The installation piece Akagawa is working on for Faketure looks like honeycomb structures made out of drop ceiling tiles that otherwise would have been thrown away.  All the material is gathered from his house, which he and his wife are currently renovating.

“[It’s a] process to deal with this material,” he said. “You can’t recycle it.  It’s this waste material made out of fiberglass and mineral wool fiber.
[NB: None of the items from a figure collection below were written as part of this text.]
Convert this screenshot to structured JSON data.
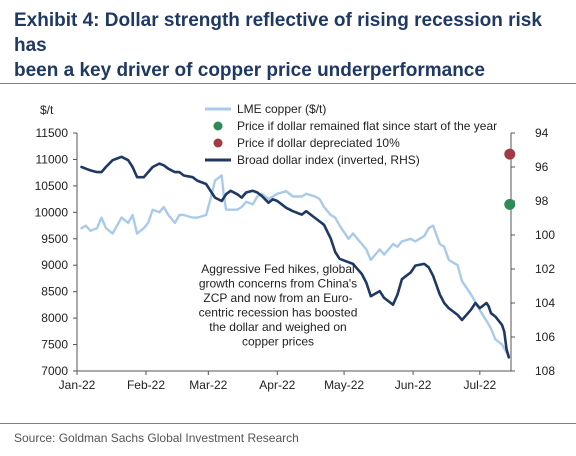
{
  "title_line1": "Exhibit 4: Dollar strength reflective of rising recession risk has",
  "title_line2": "been a key driver of copper price underperformance",
  "source": "Source: Goldman Sachs Global Investment Research",
  "colors": {
    "copper": "#a9cbe9",
    "dollar": "#1f3864",
    "green": "#2e8b57",
    "red": "#a23a45",
    "title": "#1f3864"
  },
  "chart_data": {
    "type": "line",
    "ylabel_left": "$/t",
    "y_left_lim": [
      7000,
      11500
    ],
    "y_left_ticks": [
      "7000",
      "7500",
      "8000",
      "8500",
      "9000",
      "9500",
      "10000",
      "10500",
      "11000",
      "11500"
    ],
    "y_right_lim": [
      108,
      94
    ],
    "y_right_inverted": true,
    "y_right_ticks": [
      "94",
      "96",
      "98",
      "100",
      "102",
      "104",
      "106",
      "108"
    ],
    "x_range": [
      "2022-01-01",
      "2022-07-15"
    ],
    "x_tick_labels": [
      "Jan-22",
      "Feb-22",
      "Mar-22",
      "Apr-22",
      "May-22",
      "Jun-22",
      "Jul-22"
    ],
    "legend": {
      "position": "top-right",
      "entries": [
        "LME copper ($/t)",
        "Price if dollar remained flat since start of the year",
        "Price if dollar depreciated 10%",
        "Broad dollar index (inverted, RHS)"
      ]
    },
    "annotation": [
      "Aggressive Fed hikes, global",
      "growth concerns from China's",
      "ZCP and now from an Euro-",
      "centric recession has boosted",
      "the dollar and weighed on",
      "copper prices"
    ],
    "series": [
      {
        "name": "LME copper ($/t)",
        "axis": "left",
        "points": [
          [
            "2022-01-03",
            9700
          ],
          [
            "2022-01-05",
            9750
          ],
          [
            "2022-01-07",
            9650
          ],
          [
            "2022-01-10",
            9700
          ],
          [
            "2022-01-12",
            9900
          ],
          [
            "2022-01-14",
            9700
          ],
          [
            "2022-01-17",
            9600
          ],
          [
            "2022-01-19",
            9750
          ],
          [
            "2022-01-21",
            9900
          ],
          [
            "2022-01-24",
            9800
          ],
          [
            "2022-01-26",
            9950
          ],
          [
            "2022-01-28",
            9600
          ],
          [
            "2022-01-31",
            9700
          ],
          [
            "2022-02-02",
            9800
          ],
          [
            "2022-02-04",
            10050
          ],
          [
            "2022-02-07",
            10000
          ],
          [
            "2022-02-09",
            10100
          ],
          [
            "2022-02-11",
            9950
          ],
          [
            "2022-02-14",
            9800
          ],
          [
            "2022-02-16",
            9950
          ],
          [
            "2022-02-18",
            9950
          ],
          [
            "2022-02-22",
            9900
          ],
          [
            "2022-02-24",
            9900
          ],
          [
            "2022-02-28",
            9950
          ],
          [
            "2022-03-02",
            10250
          ],
          [
            "2022-03-04",
            10600
          ],
          [
            "2022-03-07",
            10700
          ],
          [
            "2022-03-08",
            10300
          ],
          [
            "2022-03-09",
            10050
          ],
          [
            "2022-03-11",
            10050
          ],
          [
            "2022-03-14",
            10050
          ],
          [
            "2022-03-16",
            10100
          ],
          [
            "2022-03-18",
            10200
          ],
          [
            "2022-03-21",
            10150
          ],
          [
            "2022-03-23",
            10300
          ],
          [
            "2022-03-25",
            10350
          ],
          [
            "2022-03-28",
            10250
          ],
          [
            "2022-03-30",
            10300
          ],
          [
            "2022-04-01",
            10350
          ],
          [
            "2022-04-05",
            10400
          ],
          [
            "2022-04-08",
            10300
          ],
          [
            "2022-04-12",
            10300
          ],
          [
            "2022-04-14",
            10350
          ],
          [
            "2022-04-18",
            10300
          ],
          [
            "2022-04-20",
            10250
          ],
          [
            "2022-04-22",
            10100
          ],
          [
            "2022-04-25",
            9950
          ],
          [
            "2022-04-27",
            9900
          ],
          [
            "2022-04-29",
            9750
          ],
          [
            "2022-05-03",
            9500
          ],
          [
            "2022-05-05",
            9600
          ],
          [
            "2022-05-09",
            9400
          ],
          [
            "2022-05-11",
            9300
          ],
          [
            "2022-05-13",
            9100
          ],
          [
            "2022-05-17",
            9300
          ],
          [
            "2022-05-19",
            9200
          ],
          [
            "2022-05-23",
            9400
          ],
          [
            "2022-05-25",
            9350
          ],
          [
            "2022-05-27",
            9450
          ],
          [
            "2022-05-31",
            9500
          ],
          [
            "2022-06-02",
            9450
          ],
          [
            "2022-06-06",
            9550
          ],
          [
            "2022-06-08",
            9700
          ],
          [
            "2022-06-10",
            9750
          ],
          [
            "2022-06-13",
            9400
          ],
          [
            "2022-06-15",
            9350
          ],
          [
            "2022-06-17",
            9100
          ],
          [
            "2022-06-21",
            9000
          ],
          [
            "2022-06-23",
            8700
          ],
          [
            "2022-06-27",
            8450
          ],
          [
            "2022-06-29",
            8300
          ],
          [
            "2022-07-01",
            8150
          ],
          [
            "2022-07-04",
            7950
          ],
          [
            "2022-07-06",
            7800
          ],
          [
            "2022-07-08",
            7600
          ],
          [
            "2022-07-11",
            7500
          ],
          [
            "2022-07-13",
            7350
          ],
          [
            "2022-07-14",
            7300
          ]
        ]
      },
      {
        "name": "Broad dollar index (inverted, RHS)",
        "axis": "right",
        "points": [
          [
            "2022-01-03",
            96.0
          ],
          [
            "2022-01-05",
            96.1
          ],
          [
            "2022-01-07",
            96.2
          ],
          [
            "2022-01-10",
            96.3
          ],
          [
            "2022-01-12",
            96.3
          ],
          [
            "2022-01-14",
            96.0
          ],
          [
            "2022-01-17",
            95.6
          ],
          [
            "2022-01-19",
            95.5
          ],
          [
            "2022-01-21",
            95.4
          ],
          [
            "2022-01-24",
            95.6
          ],
          [
            "2022-01-26",
            96.0
          ],
          [
            "2022-01-28",
            96.6
          ],
          [
            "2022-01-31",
            96.6
          ],
          [
            "2022-02-02",
            96.3
          ],
          [
            "2022-02-04",
            96.0
          ],
          [
            "2022-02-07",
            95.8
          ],
          [
            "2022-02-09",
            95.9
          ],
          [
            "2022-02-11",
            96.1
          ],
          [
            "2022-02-14",
            96.3
          ],
          [
            "2022-02-16",
            96.3
          ],
          [
            "2022-02-18",
            96.5
          ],
          [
            "2022-02-22",
            96.6
          ],
          [
            "2022-02-24",
            96.8
          ],
          [
            "2022-02-28",
            97.0
          ],
          [
            "2022-03-02",
            97.4
          ],
          [
            "2022-03-04",
            97.8
          ],
          [
            "2022-03-07",
            98.0
          ],
          [
            "2022-03-09",
            97.6
          ],
          [
            "2022-03-11",
            97.4
          ],
          [
            "2022-03-14",
            97.6
          ],
          [
            "2022-03-16",
            97.8
          ],
          [
            "2022-03-18",
            97.5
          ],
          [
            "2022-03-21",
            97.4
          ],
          [
            "2022-03-23",
            97.5
          ],
          [
            "2022-03-25",
            97.7
          ],
          [
            "2022-03-28",
            98.1
          ],
          [
            "2022-03-30",
            97.9
          ],
          [
            "2022-04-01",
            98.0
          ],
          [
            "2022-04-05",
            98.4
          ],
          [
            "2022-04-08",
            98.6
          ],
          [
            "2022-04-12",
            98.8
          ],
          [
            "2022-04-14",
            98.6
          ],
          [
            "2022-04-18",
            99.0
          ],
          [
            "2022-04-20",
            99.2
          ],
          [
            "2022-04-22",
            99.4
          ],
          [
            "2022-04-25",
            100.2
          ],
          [
            "2022-04-27",
            101.0
          ],
          [
            "2022-04-29",
            101.4
          ],
          [
            "2022-05-03",
            101.6
          ],
          [
            "2022-05-05",
            101.7
          ],
          [
            "2022-05-09",
            102.3
          ],
          [
            "2022-05-11",
            102.8
          ],
          [
            "2022-05-13",
            103.6
          ],
          [
            "2022-05-17",
            103.3
          ],
          [
            "2022-05-19",
            103.7
          ],
          [
            "2022-05-23",
            104.1
          ],
          [
            "2022-05-25",
            103.5
          ],
          [
            "2022-05-27",
            102.6
          ],
          [
            "2022-05-31",
            102.2
          ],
          [
            "2022-06-02",
            101.8
          ],
          [
            "2022-06-06",
            101.7
          ],
          [
            "2022-06-08",
            101.9
          ],
          [
            "2022-06-10",
            102.4
          ],
          [
            "2022-06-13",
            103.5
          ],
          [
            "2022-06-15",
            104.0
          ],
          [
            "2022-06-17",
            104.3
          ],
          [
            "2022-06-21",
            104.7
          ],
          [
            "2022-06-23",
            105.0
          ],
          [
            "2022-06-27",
            104.4
          ],
          [
            "2022-06-29",
            104.0
          ],
          [
            "2022-07-01",
            104.3
          ],
          [
            "2022-07-04",
            104.0
          ],
          [
            "2022-07-05",
            104.2
          ],
          [
            "2022-07-06",
            104.6
          ],
          [
            "2022-07-08",
            104.8
          ],
          [
            "2022-07-11",
            105.3
          ],
          [
            "2022-07-12",
            105.7
          ],
          [
            "2022-07-13",
            106.7
          ],
          [
            "2022-07-14",
            107.2
          ]
        ]
      }
    ],
    "markers": [
      {
        "name": "Price if dollar remained flat since start of the year",
        "date": "2022-07-14",
        "value": 10150,
        "color_key": "green"
      },
      {
        "name": "Price if dollar depreciated 10%",
        "date": "2022-07-14",
        "value": 11100,
        "color_key": "red"
      }
    ]
  }
}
It’s this really weird substance.”

By making artwork out of trash,  Akagawa said, he hopes people can understand the scope of what consumers discard daily.

“Consumerist activities we do in our day-to-day lives negate this idea that this Earth is a fragile and a precious thing,” he said.

One artist from the exhibit, Bianca McGraw, cut out plastic bags, newspapers and magazines into the shapes of leaves and put them in large piles.

“[The piece] is commentary on growing up in the South Side of Chicago and how litter and items that are considered garbage seem to litter the neighborhood,” she said. “In another way, it is still decorating the landscape, and it becomes a part of nature.”

The name of her piece is “This Community’s Nature.”

“It’s something beautiful and at the same time tragic,” McGraw said.

The most important part of making art of out trash is to educate people on ways to reduce trash, Akagawa said.

“There’s a long history of artists using found objects and reclaimed material but I think the impetuous for doing so is different now,” Holmes said. “I think people are more into using those objects because of the social impact and connotations that are there now.”